Michael’s plan to trap the scammers: try to out-scam them. He has Sam and Fiona play the part of a desperate patient and a snake-oil salesman, respectively, and then waits for the other medical predators to show up and chase the competition away. (By the way, I liked how well Sam sold himself as a man in need. “You said you’re having liver trouble?” Fiona asks. And Sam replies, “Yeah, damn thing’s falling apart.”)

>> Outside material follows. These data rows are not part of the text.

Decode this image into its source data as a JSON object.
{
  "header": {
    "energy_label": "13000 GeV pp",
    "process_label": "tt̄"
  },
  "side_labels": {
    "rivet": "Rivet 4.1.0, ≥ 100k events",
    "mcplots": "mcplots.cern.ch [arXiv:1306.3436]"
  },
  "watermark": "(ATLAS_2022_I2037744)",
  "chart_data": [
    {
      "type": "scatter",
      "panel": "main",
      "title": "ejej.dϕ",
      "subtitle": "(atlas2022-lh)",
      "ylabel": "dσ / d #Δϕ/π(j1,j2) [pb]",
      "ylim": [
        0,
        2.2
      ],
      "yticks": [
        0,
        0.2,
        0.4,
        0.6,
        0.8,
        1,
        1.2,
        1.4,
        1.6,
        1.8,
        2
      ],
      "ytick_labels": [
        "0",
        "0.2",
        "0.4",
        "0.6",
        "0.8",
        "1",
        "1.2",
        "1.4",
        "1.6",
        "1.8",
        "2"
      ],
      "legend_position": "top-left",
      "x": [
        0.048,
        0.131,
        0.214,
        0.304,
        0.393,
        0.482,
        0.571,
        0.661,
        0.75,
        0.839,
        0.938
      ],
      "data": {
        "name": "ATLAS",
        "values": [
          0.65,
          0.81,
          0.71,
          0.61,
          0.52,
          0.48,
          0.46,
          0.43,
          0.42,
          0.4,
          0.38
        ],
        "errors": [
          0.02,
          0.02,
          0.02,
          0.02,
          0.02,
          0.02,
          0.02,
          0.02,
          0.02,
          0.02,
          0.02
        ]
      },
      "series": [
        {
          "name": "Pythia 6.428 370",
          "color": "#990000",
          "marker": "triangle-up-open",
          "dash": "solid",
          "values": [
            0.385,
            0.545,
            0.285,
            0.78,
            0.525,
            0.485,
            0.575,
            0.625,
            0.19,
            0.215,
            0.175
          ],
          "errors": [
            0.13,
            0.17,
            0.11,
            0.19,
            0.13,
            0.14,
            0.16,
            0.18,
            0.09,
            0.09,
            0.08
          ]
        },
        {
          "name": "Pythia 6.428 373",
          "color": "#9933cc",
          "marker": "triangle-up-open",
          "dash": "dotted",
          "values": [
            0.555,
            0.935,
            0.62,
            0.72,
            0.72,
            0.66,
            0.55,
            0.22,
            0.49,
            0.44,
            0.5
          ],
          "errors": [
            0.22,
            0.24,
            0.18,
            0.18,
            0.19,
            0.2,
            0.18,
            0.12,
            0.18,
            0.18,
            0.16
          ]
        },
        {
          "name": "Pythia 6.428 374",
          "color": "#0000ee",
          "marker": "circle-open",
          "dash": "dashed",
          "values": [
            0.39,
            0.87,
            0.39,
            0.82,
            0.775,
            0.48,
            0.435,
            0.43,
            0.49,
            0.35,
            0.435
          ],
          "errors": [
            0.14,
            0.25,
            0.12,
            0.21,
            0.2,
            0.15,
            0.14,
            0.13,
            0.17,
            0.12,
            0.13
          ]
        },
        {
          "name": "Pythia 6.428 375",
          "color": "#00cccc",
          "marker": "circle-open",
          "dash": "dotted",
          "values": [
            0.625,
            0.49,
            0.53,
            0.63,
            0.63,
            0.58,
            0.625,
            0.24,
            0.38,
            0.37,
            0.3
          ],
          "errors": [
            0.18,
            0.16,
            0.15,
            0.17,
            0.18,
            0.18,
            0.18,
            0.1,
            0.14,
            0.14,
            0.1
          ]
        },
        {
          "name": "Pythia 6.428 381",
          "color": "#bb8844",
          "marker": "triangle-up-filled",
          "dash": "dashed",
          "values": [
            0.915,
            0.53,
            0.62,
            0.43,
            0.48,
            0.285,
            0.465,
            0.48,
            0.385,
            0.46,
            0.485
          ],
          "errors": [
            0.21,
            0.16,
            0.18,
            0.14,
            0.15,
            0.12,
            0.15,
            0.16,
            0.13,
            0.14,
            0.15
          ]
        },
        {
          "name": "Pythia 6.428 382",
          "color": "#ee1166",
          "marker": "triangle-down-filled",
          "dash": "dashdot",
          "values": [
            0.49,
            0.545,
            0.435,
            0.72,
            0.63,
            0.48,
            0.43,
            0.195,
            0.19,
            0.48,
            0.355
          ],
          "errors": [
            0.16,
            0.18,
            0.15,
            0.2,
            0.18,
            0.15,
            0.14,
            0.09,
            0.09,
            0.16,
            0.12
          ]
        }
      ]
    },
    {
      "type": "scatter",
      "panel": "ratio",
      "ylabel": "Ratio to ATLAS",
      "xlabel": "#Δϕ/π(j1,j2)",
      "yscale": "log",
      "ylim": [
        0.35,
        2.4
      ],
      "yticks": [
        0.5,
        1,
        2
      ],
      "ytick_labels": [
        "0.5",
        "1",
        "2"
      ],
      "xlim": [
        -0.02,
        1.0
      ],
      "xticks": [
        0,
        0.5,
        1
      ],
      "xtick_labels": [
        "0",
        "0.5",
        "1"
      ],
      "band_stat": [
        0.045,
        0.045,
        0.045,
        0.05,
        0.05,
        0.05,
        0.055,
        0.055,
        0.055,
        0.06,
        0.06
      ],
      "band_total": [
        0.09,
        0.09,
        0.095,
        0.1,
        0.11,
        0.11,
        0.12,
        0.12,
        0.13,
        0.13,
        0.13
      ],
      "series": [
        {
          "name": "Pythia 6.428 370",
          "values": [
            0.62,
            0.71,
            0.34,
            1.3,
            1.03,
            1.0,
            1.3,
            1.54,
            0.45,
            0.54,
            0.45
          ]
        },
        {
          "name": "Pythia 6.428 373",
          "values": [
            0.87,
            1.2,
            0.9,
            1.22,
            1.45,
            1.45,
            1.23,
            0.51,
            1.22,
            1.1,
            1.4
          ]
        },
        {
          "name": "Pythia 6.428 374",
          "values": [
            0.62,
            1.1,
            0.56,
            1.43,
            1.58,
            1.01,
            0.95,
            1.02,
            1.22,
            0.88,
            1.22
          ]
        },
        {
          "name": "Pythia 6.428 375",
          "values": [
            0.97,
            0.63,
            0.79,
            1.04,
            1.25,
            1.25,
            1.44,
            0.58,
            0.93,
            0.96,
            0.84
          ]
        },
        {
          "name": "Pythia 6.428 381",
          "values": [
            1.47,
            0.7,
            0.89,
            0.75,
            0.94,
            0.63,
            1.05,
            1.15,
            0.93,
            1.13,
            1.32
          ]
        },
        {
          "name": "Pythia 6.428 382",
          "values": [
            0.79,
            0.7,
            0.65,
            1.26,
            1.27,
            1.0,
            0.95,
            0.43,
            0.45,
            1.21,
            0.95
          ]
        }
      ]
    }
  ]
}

The problem is that these medical scammers are such awful, awful people that Michael doesn’t really want to go his usual route of trying to infiltrate them by cozying up. Instead he delivers a vicious handshake fake-out to one thug (kneeing him square in the head) then proceeds to threaten and bully the rest of the team until they agree to give his client his money back and give themselves up to the cops. Even Fiona gets impatient with these rogues. When she goes to meet the ringleader and hears the details of how she exploits the pain of parents with terminally ill kids, Fi drops her cover and cold-cocks the bitch. It’s a different kind of operation for our crew this week.
But this episode still contains all the Burn Notice signifiers: a montage of glistening ladies in swimsuits; a few cool makeshift gadgets (including a clever use of a cel phone, a laptop and an ambulance to track down Rachel’s house), and some raw brutality. The brutality comes in the form of an information-gathering trick called “Who Talks First?,” in which Sam ties two dudes to chairs, blindfolds them, and then pushes one out a high window in order to get the other one to spill. (The window-pushee’s chair was tethered to the floor, but his blindfolded partner didn’t know that.)
The formula may be familiar, but it’s the way Burn Notice mixes it up that makes it such a fun show. More than any ongoing story, Burn Notice is about the frozen shot of Sam’s pistol blast during “Who Talks First?,” or Michael explaining to the audience how best to secure a room. It’s those details that make an episode of Burn Notice like a snowflake (or a brush with death): “Unique, and icy cold.”
Grade: B+
Stray observations:
-It was a nice surprise to see Jeffrey Donovan in Clint Eastwood’s Changeling this past fall, playing a total creep. Donovan’s such a dynamic presence that I hope more directors find a way to use him.
-“Funny thing. I poisoned all my yogurt. Just in case you stopped by.”
-I’m intrigued by the idea that Michael may find the people trying to kill him and turn them into allies in his personal war on Carla. It’ll be interesting to see how that works.
-So Fi enjoys playing Army Men with Jack, huh? And she’s just lost her boyfriend too. How long before she and Michael start thinking about raising a little spy of their own?
-I’ve always wanted to write a medical thriller with the title First: Do Harm.